A wide range of factors comes into play, she added. "Flavor and roastability, and when you think of new products, do they want a larger kernel or a smaller kernel? Is it about greater uniformity?" Adams said. "There are, I think, a lot of these elements that all come into discussions about what varieties to plant." These can be tough calls to make; growers will have to live with their planting decisions for the next 25 years, she said.

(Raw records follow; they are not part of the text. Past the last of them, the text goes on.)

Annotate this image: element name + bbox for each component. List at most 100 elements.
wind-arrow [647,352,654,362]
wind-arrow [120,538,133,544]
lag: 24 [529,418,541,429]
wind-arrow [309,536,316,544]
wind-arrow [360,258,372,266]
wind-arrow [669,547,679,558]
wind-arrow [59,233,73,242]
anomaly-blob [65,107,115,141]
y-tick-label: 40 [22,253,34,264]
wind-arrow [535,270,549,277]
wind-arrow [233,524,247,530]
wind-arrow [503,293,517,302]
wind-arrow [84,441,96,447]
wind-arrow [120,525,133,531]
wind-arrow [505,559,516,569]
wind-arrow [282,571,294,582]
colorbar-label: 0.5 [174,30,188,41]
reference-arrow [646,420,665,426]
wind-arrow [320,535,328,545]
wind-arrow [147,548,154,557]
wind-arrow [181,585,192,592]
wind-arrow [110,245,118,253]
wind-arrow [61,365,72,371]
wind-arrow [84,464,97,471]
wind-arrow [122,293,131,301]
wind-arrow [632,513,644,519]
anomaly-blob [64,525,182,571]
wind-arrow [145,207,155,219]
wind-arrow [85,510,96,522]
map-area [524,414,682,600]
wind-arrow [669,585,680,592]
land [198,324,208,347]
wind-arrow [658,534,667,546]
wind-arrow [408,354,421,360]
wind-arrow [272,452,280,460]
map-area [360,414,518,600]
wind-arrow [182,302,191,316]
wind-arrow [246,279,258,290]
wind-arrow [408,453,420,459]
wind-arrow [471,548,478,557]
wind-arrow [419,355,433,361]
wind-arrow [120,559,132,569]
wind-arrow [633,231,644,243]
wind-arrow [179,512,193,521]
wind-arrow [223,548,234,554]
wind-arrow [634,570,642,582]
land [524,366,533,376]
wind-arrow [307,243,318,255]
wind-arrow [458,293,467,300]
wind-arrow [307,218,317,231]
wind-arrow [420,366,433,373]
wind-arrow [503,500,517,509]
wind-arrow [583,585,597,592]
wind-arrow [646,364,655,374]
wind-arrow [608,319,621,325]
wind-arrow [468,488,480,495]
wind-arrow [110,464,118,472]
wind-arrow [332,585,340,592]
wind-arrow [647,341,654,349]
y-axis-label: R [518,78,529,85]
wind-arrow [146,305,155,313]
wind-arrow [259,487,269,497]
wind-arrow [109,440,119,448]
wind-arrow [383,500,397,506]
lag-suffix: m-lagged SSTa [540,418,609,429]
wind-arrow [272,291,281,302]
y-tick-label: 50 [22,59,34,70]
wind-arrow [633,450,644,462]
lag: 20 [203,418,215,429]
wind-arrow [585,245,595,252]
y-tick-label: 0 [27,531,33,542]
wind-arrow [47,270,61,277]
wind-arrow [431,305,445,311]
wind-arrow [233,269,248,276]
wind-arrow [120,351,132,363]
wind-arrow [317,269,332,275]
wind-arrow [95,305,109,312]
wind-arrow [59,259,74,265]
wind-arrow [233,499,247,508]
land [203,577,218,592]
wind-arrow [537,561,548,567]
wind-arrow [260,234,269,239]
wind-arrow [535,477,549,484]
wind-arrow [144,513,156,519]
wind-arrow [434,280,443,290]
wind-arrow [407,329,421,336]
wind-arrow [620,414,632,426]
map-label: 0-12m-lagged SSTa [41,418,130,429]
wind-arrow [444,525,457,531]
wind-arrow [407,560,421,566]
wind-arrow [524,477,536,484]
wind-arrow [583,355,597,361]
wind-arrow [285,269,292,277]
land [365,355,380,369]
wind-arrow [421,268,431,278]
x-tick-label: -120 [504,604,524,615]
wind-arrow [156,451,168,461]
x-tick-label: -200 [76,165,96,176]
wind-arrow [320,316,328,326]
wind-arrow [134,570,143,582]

Also, for the first time, the board has a working group focused on byproducts, Adams said. Almond hulls often end up as dairy feed, and the shells become bedding for livestock. Increasing almond production means more hulls to deal with, leading to the research on additional byproducts. "We're starting to look at, what are some of those new byproducts?" Adams said. "Can we look at sugar extraction from hulls, and using that for other purposes?"
Other ideas revolve around integrating woody biomass into an orchard to boost nutrients in the soil and exploring export opportunities, she added. Also on many people's minds: trade. Seventy percent of California almonds are exported, and Adams said the Almond Board will be watching closely as North American Free Trade Agreement discussions begin this week in Washington. She also said almond marketers were disappointed in U.S. withdrawal from the Trans-Pacific Partnership, which would have lowered tariffs in Japan.
Alicia Rockwell, communications director for Blue Diamond Growers, said the cooperative continues to advocate for progress on trade agreements with the Trump administration, USDA and the U.S. Trade Representative. "There is concern that as other countries confer on bilateral agreements, including the 11 TPP countries continuing to meet, that U.S. ag will be competitively disadvantaged," Rockwell said. "We still remain hopeful that Secretary (Sonny) Perdue, Ambassador (Robert) Lighthizer and the administration are working to ensure global trade is protected."